Version: 2.1.1 (using 4.2.96 (KDE 4.2.96 (KDE 4.3 RC2)) "release 142", KDE:KDE4:Factory:Desktop / openSUSE_11.1) Compiler: gcc OS: Linux (x86_64) release 2.6.27.23-0.1-default In last versions japanese and korean (and probably other UTF-8 characters) characters are not recognized from id3v1 and Amarok displays ???. This don't happen with previous versions. If you change names using Amarok id3v1 tags are deleted when japanese characters was available. A few encoding test in Amarok with non english characters would be a good idea.
FWIW, you should use id3v2.4, v1 is very old already. This is fixed in 2.2-SVN
Well, the problem is that my mp3 has both versions so, if version 1 is very old, why Amarok look first in version 1 if version 2 is fine?
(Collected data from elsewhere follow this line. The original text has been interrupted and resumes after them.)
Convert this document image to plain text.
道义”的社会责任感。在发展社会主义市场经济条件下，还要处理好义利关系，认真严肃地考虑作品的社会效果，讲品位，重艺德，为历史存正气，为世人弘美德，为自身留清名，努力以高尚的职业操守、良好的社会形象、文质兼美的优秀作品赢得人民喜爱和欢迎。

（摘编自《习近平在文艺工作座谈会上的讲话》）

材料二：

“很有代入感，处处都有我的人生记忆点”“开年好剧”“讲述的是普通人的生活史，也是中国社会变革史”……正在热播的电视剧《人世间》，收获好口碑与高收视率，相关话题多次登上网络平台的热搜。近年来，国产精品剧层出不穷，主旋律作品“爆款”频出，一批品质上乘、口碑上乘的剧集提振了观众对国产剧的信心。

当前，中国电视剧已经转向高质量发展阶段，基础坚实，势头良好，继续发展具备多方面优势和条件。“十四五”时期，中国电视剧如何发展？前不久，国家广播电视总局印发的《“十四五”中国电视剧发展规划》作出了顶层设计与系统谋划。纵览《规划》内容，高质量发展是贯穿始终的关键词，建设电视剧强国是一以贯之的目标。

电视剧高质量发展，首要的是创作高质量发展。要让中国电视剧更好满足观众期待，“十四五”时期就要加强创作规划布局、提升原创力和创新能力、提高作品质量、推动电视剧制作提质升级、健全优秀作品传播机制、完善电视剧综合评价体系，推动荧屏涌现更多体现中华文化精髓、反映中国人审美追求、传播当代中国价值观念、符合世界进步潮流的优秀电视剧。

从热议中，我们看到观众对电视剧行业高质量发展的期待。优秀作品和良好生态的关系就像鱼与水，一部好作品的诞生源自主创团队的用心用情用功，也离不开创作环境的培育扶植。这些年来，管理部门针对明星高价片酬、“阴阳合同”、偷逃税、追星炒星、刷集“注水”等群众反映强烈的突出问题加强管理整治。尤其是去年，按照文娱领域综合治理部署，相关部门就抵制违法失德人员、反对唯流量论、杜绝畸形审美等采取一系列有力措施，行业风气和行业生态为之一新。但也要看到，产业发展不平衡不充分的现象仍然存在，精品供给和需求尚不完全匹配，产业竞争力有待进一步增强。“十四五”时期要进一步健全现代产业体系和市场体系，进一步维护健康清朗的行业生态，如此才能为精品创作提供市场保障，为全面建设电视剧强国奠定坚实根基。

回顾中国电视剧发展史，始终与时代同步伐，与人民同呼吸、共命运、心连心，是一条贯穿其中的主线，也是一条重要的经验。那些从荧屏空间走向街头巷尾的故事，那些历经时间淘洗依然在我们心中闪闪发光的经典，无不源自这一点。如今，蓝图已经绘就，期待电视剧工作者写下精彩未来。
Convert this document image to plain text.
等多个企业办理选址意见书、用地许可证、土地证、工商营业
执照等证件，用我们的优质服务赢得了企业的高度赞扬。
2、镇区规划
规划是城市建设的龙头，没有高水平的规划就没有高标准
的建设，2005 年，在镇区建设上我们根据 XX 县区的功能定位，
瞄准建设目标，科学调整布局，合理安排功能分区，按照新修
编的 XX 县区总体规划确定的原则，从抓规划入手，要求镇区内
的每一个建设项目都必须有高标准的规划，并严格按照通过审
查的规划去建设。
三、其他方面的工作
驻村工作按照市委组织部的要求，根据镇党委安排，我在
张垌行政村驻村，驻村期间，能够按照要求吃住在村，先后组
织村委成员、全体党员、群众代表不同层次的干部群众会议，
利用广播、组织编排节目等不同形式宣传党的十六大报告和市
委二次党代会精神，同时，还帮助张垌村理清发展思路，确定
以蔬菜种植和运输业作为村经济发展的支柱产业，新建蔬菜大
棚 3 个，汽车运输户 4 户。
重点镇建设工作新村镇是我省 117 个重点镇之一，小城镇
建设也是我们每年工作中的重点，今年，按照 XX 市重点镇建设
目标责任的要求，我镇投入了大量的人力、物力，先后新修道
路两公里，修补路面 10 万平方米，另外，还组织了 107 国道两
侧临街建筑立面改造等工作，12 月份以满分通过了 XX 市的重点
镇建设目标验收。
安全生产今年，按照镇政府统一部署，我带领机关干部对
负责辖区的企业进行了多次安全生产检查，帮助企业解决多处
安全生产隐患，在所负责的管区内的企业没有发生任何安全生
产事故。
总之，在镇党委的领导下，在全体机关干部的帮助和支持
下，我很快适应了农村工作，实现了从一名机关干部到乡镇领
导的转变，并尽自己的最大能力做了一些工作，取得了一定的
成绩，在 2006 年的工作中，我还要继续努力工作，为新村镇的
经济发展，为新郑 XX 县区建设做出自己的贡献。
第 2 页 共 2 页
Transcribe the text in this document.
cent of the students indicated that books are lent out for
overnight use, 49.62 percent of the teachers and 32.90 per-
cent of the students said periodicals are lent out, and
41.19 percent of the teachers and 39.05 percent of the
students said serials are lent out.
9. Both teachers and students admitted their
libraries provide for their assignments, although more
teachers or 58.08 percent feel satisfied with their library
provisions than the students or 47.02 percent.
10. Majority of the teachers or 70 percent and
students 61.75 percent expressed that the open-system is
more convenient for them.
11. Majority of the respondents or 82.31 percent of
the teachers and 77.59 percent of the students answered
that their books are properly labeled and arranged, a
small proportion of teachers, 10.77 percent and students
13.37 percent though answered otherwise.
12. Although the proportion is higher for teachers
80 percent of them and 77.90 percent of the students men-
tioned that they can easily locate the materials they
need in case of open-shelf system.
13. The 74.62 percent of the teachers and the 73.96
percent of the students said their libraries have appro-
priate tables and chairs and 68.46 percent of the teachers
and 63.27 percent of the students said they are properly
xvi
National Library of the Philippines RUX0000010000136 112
(In reply to comment #2) > Well, the problem is that my mp3 has both versions so, if version 1 is very > old, why Amarok look first in version 1 if version 2 is fine? You should convert to one single format to avoid problems IMHO. Amarok scans for id3 tags in general, but for tag consistency make sure you have only one version. Applications like kid3 or easytag allow you to convert to a newer version easily.
I'm using kid3 for tagging and both tags have the same values. I can't only use one version because my car mp3 player software can't read version 2 tags. I still can't see the problem of the next lines of code if can't read_id3v2 read_id3v1 end and the problem is solved.
Did you read what I said in comment #2, the part about: "that is solved in 2.2-SVN"?
Yes, I'm reply comment #3 "you should convert to one single format"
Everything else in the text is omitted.